Monday, July 16, 2012

Federal Reserve and Printing Money

The Federal Reserve does not actually physically print money, however what the Fed is doing (QE, QE2, Operation Twist, Operation Twist 2,...) has the same affect:  devaluation of the dollar.  Ben Bernanke doubles down on the curve flattener in another desperate attempt to "steer" the economy:

The central bank will prolong the program through the end of the year, selling $267 billion of shorter-term securities and buying the same amount of longer-term debt in a bid to reduce borrowing costs and spur the economy.

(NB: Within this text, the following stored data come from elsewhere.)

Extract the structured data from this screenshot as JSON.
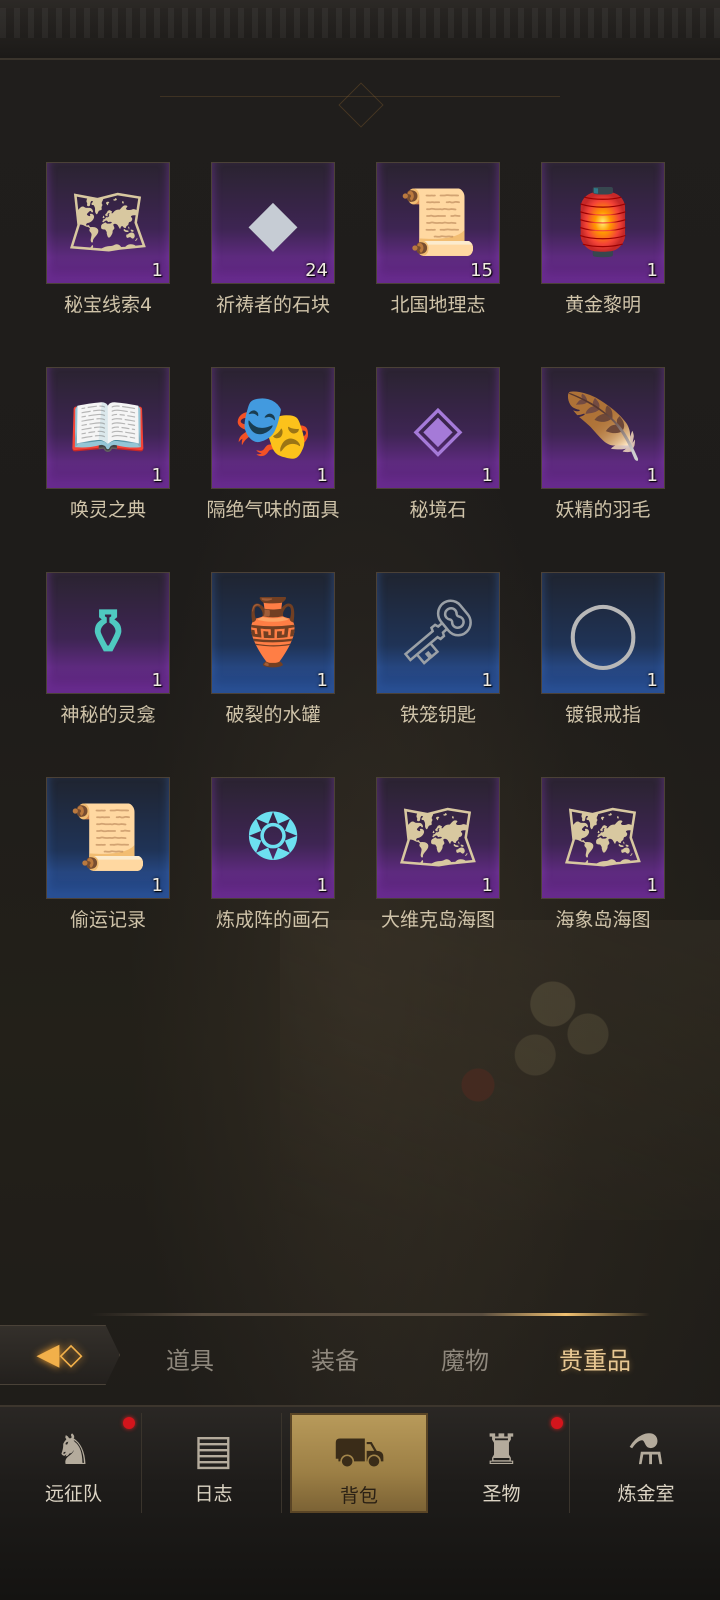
{
  "inventory": {
    "items": [
      {
        "name": "秘宝线索4",
        "count": "1",
        "rarity": "purple",
        "icon": "treasure-map-icon",
        "glyph": "🗺"
      },
      {
        "name": "祈祷者的石块",
        "count": "24",
        "rarity": "purple",
        "icon": "stone-icon",
        "glyph": "◆"
      },
      {
        "name": "北国地理志",
        "count": "15",
        "rarity": "purple",
        "icon": "scroll-icon",
        "glyph": "📜"
      },
      {
        "name": "黄金黎明",
        "count": "1",
        "rarity": "purple",
        "icon": "lantern-icon",
        "glyph": "🏮"
      },
      {
        "name": "唤灵之典",
        "count": "1",
        "rarity": "purple",
        "icon": "tome-icon",
        "glyph": "📖"
      },
      {
        "name": "隔绝气味的面具",
        "count": "1",
        "rarity": "purple",
        "icon": "mask-icon",
        "glyph": "🎭"
      },
      {
        "name": "秘境石",
        "count": "1",
        "rarity": "purple",
        "icon": "crystal-icon",
        "glyph": "◈"
      },
      {
        "name": "妖精的羽毛",
        "count": "1",
        "rarity": "purple",
        "icon": "feather-icon",
        "glyph": "🪶"
      },
      {
        "name": "神秘的灵龛",
        "count": "1",
        "rarity": "purple",
        "icon": "urn-icon",
        "glyph": "⚱"
      },
      {
        "name": "破裂的水罐",
        "count": "1",
        "rarity": "blue",
        "icon": "jar-icon",
        "glyph": "🏺"
      },
      {
        "name": "铁笼钥匙",
        "count": "1",
        "rarity": "blue",
        "icon": "key-icon",
        "glyph": "🗝"
      },
      {
        "name": "镀银戒指",
        "count": "1",
        "rarity": "blue",
        "icon": "ring-icon",
        "glyph": "◯"
      },
      {
        "name": "偷运记录",
        "count": "1",
        "rarity": "blue",
        "icon": "scroll-icon",
        "glyph": "📜"
      },
      {
        "name": "炼成阵的画石",
        "count": "1",
        "rarity": "purple",
        "icon": "rune-stone-icon",
        "glyph": "❂"
      },
      {
        "name": "大维克岛海图",
        "count": "1",
        "rarity": "purple",
        "icon": "sea-chart-icon",
        "glyph": "🗺"
      },
      {
        "name": "海象岛海图",
        "count": "1",
        "rarity": "purple",
        "icon": "sea-chart-icon",
        "glyph": "🗺"
      }
    ]
  },
  "tabs": {
    "items": [
      "道具",
      "装备",
      "魔物",
      "贵重品"
    ],
    "active": "贵重品"
  },
  "nav": {
    "items": [
      {
        "label": "远征队",
        "icon": "horned-helmet-icon",
        "badge": true
      },
      {
        "label": "日志",
        "icon": "journal-icon",
        "badge": false
      },
      {
        "label": "背包",
        "icon": "backpack-icon",
        "badge": false,
        "active": true
      },
      {
        "label": "圣物",
        "icon": "chalice-icon",
        "badge": true
      },
      {
        "label": "炼金室",
        "icon": "alchemy-icon",
        "badge": false
      }
    ]
  },
  "colors": {
    "purple_rarity": "#7a2fa6",
    "blue_rarity": "#2e5cb0",
    "active_tab_text": "#e8c893",
    "active_nav_bg": "#b89a5a",
    "badge": "#d4151c"
  }
}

Very few outside of Washington D.C. are benefiting from Bernanke's policies.  As of today, real treasury yields are almost completely negative:

DATE                    5 YR    7 YR    10 YR 20 YR 30 YR
07/02/12           -1.04 -0.81 -0.50 0.10   0.51
07/03/12           -1.08 -0.82 -0.48 0.14   0.53
07/05/12           -1.12 -0.86 -0.51 0.10   0.50
07/06/12           -1.12 -0.87 -0.53 0.08   0.48
07/09/12           -1.14 -0.89 -0.57 0.03   0.43
07/10/12           -1.16 -0.92 -0.59 0.01   0.40
07/11/12           -1.15 -0.90 -0.57 0.03   0.41
07/12/12           -1.13 -0.90 -0.58 0.00   0.39
07/13/12           -1.15 -0.91 -0.59 -0.01 0.38
07/16/12           -1.18 -0.94 -0.61 -0.02 0.37

                   Monday Jul 16, 2012, 4:20 PM

1 comments:

Anonymous said...

Your govt is willing to lend you money that it (your govt) will debase to the extend that you are losing money in real terms out to 20 years. But if you lend them money as far out as 30 years, you earn 37 basis points? 30 years for 37 basis points. Ummm, risk and reward anyone??!